Sämtliche Ergebnisse und Daten der Erhebung, die so genannten Gemeindesteckbriefe, sowie die ersten Ideen für ein Energiekonzept werden den Gemeinden der Dorfschätze in den nächsten Wochen vom Amberger Institut für Energietechnik übermittelt. Diese gilt es dann zu evaluieren und mit hoffentlich vielen interessierten Bürgern zu diskutieren. Daraus sollen konkrete Ideen wachsen können, die die Energieversorgung der Zukunft sichern und bezahlbar machen. Selbstverständlich bekomme auch jeder interessierte Bürger in seinem zuständigen Rathaus alle Informationen die bisher im Rahmen des Konzeptes gesammelt und evaluiert wurden.

Die Dorfschätze sind in Unterfranken die erste kommunale Allianz, die über die Möglichkeit eines gemeinsamen Energiekonzeptes nachdenkt. Durch die Aufnahme dieser Maßnahme in die integrierte Ländliche Entwicklung (ILE) wird die Erstellung dieses Konzeptes mit bis zu 75 Prozent Prozent gefördert.

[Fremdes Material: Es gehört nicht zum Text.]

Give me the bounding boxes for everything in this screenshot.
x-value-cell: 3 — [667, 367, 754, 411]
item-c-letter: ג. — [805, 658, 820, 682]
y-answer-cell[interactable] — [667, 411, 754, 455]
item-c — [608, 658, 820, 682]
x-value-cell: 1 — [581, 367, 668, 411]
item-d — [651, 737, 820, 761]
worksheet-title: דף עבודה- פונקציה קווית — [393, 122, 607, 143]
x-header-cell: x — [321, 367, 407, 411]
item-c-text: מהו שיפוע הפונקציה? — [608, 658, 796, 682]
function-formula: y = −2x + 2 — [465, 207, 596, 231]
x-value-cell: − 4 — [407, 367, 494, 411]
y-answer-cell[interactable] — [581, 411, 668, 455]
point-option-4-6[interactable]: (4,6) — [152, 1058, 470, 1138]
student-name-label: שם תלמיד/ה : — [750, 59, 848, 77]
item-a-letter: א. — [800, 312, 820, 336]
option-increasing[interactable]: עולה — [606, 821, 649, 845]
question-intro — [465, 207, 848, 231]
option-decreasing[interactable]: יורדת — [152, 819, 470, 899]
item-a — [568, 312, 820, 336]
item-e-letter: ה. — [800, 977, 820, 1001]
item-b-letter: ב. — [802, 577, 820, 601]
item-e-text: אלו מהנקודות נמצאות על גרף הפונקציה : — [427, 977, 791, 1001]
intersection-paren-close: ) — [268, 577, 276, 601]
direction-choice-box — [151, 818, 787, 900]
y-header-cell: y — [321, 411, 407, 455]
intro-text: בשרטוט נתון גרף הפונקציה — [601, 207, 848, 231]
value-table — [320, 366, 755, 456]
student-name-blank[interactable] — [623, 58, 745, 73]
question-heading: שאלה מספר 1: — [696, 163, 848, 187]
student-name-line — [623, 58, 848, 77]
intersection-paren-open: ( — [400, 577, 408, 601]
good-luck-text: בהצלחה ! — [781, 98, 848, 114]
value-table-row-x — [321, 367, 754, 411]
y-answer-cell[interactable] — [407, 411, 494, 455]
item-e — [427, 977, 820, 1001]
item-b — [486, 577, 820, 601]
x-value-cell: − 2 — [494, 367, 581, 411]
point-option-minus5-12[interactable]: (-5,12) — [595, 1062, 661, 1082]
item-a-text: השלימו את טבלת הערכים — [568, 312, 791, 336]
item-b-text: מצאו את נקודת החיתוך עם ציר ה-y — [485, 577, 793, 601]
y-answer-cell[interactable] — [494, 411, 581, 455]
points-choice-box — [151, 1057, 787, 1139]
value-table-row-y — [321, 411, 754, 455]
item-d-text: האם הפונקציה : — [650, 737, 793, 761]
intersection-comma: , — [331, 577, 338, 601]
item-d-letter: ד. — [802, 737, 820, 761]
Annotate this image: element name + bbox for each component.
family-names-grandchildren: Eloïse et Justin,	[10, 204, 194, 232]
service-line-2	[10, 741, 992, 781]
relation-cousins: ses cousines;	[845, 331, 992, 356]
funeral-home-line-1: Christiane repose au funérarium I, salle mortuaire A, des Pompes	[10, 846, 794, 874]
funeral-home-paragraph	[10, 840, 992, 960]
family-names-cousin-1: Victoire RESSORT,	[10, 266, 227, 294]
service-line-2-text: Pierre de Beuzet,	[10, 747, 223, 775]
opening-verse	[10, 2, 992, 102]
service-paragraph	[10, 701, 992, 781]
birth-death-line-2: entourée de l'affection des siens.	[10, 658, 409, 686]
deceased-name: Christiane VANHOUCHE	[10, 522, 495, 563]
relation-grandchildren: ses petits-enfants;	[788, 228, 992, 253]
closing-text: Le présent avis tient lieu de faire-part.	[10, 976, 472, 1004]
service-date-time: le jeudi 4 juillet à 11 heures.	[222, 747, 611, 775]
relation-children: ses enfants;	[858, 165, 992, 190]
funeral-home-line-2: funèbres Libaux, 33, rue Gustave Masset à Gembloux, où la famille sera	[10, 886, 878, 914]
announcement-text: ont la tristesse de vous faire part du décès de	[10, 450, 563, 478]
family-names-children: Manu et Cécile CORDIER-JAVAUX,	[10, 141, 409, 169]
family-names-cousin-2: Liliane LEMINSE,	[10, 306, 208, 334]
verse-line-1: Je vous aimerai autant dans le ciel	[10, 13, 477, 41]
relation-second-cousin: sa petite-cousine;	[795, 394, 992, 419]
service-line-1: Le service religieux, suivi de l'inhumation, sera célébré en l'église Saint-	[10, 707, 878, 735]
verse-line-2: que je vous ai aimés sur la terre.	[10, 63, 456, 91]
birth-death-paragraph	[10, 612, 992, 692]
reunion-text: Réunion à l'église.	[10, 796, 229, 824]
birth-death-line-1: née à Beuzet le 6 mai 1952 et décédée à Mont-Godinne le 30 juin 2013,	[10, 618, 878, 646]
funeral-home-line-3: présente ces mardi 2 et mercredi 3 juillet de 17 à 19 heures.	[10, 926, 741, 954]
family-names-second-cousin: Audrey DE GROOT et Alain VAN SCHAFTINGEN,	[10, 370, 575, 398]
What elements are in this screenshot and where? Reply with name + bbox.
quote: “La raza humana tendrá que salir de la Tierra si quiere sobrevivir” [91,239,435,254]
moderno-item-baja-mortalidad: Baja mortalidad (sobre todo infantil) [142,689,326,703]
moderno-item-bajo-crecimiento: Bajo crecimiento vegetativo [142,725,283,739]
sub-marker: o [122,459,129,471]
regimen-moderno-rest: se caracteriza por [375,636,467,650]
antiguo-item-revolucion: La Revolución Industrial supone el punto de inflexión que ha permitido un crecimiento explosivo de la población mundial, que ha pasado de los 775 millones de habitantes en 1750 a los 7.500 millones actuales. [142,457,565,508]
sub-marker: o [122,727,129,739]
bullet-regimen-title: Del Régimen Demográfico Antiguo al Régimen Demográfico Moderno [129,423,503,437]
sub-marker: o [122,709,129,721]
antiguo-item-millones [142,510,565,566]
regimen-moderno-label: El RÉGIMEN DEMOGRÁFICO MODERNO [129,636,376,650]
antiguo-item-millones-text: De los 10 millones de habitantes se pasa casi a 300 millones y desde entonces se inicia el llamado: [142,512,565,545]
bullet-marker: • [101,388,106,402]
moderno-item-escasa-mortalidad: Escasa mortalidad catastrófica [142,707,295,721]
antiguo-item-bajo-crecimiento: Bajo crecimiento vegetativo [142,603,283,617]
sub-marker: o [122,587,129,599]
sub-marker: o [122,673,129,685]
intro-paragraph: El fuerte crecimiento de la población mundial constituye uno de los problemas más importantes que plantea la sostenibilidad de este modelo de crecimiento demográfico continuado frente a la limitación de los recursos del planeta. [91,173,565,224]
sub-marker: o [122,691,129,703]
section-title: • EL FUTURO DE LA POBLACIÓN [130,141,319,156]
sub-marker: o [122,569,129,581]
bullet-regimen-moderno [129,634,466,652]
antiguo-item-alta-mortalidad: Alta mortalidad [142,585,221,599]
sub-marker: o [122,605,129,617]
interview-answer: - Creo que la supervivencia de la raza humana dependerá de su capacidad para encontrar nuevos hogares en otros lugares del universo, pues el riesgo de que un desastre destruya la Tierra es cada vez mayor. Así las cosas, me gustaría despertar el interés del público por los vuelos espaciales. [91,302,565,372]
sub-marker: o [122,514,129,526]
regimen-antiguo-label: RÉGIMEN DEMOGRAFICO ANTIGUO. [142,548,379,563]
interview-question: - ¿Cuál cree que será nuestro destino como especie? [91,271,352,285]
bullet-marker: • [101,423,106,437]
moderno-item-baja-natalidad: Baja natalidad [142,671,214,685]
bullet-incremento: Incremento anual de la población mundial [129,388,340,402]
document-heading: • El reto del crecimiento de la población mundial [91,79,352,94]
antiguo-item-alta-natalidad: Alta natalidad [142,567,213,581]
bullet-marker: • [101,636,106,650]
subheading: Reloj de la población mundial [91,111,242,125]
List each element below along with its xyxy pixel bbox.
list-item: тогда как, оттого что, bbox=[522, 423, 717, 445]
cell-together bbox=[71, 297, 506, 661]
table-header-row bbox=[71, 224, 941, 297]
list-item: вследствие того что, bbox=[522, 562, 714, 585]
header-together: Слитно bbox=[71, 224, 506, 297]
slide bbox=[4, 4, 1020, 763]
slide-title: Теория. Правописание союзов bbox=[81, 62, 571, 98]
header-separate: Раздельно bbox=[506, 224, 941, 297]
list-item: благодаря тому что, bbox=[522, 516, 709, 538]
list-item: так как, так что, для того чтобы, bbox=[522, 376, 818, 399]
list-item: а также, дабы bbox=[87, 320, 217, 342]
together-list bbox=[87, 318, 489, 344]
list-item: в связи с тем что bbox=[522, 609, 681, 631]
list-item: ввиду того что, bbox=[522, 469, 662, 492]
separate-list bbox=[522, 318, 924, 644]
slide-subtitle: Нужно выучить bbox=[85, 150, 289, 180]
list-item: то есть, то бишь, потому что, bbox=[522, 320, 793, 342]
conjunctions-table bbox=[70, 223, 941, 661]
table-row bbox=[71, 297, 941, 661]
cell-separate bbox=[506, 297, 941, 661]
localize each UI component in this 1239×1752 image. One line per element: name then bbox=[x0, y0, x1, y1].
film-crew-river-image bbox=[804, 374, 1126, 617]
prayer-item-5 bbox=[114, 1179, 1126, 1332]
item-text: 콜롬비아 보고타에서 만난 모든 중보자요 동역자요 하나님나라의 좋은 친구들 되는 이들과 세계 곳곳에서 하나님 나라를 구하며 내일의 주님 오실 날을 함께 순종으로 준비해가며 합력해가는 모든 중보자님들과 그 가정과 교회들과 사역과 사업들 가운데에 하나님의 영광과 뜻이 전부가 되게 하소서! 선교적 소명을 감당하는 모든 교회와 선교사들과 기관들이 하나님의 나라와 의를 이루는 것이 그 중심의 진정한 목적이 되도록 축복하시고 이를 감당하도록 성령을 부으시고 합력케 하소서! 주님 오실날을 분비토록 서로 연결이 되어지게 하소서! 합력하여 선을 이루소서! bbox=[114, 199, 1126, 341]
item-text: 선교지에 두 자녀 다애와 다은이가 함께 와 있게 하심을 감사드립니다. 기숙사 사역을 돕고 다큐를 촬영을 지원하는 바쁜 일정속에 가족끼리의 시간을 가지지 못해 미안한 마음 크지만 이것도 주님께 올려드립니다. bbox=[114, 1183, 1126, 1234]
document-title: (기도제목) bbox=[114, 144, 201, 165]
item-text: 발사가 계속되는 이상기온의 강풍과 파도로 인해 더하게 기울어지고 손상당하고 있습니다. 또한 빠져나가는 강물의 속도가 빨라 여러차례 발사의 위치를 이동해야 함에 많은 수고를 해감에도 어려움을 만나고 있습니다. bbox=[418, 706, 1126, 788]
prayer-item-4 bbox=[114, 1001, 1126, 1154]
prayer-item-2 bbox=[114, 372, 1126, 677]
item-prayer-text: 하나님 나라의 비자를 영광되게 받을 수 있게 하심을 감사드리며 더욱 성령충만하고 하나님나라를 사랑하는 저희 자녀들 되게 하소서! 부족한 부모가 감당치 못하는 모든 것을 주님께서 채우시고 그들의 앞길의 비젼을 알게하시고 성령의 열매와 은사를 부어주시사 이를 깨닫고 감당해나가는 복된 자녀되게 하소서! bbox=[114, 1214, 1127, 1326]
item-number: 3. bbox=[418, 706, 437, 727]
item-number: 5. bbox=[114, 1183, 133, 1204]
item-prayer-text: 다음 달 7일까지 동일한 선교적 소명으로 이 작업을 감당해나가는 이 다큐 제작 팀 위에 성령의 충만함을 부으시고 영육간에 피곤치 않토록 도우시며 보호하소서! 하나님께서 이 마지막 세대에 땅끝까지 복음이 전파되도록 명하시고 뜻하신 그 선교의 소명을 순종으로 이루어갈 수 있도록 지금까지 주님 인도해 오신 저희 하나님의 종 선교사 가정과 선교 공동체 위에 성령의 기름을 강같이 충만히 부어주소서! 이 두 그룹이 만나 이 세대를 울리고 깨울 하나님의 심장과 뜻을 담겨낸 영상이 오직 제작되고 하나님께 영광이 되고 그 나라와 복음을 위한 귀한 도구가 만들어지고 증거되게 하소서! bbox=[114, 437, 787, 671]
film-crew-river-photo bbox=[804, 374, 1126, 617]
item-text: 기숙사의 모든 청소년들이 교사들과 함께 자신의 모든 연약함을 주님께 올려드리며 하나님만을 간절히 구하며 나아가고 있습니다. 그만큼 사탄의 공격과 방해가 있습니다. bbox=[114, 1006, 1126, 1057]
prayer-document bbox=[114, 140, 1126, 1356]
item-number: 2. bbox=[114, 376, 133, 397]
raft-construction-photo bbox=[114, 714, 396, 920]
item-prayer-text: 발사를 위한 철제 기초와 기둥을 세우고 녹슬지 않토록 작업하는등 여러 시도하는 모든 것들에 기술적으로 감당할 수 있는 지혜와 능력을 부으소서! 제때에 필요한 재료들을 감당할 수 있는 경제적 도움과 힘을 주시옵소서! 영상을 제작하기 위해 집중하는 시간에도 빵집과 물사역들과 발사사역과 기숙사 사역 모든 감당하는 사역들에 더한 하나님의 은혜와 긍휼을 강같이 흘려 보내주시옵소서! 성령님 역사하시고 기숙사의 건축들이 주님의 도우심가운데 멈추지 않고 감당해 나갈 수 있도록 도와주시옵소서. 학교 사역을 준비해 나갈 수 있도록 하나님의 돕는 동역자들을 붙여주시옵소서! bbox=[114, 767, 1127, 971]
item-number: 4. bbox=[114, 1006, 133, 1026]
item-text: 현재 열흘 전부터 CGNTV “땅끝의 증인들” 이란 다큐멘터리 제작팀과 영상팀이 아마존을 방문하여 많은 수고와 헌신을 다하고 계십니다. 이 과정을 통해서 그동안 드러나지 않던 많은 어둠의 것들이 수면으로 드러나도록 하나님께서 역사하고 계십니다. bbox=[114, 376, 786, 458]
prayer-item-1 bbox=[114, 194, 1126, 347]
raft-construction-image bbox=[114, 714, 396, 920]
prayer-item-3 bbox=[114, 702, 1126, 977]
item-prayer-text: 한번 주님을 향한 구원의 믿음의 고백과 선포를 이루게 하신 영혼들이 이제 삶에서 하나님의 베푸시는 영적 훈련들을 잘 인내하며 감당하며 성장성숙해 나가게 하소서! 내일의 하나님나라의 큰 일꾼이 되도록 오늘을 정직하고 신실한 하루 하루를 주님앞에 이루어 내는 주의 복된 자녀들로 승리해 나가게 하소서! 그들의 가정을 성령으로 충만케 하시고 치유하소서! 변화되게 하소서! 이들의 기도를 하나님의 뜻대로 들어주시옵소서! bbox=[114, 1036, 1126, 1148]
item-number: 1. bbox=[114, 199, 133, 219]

Arbeitsgemeinschaft Dorfschätze
Mitgliedsgemeinden
Abtswind, Castell, Großlangheim, Kleinlangheim, Prichsenstadt, Rüdenhausen, Wiesenbronn und Wiesentheid.
Lenkungsgruppe
Die Lenkungsgruppe besteht aus den Bürgermeistern aller neun Gemeinden und trifft sich einmal monatlich.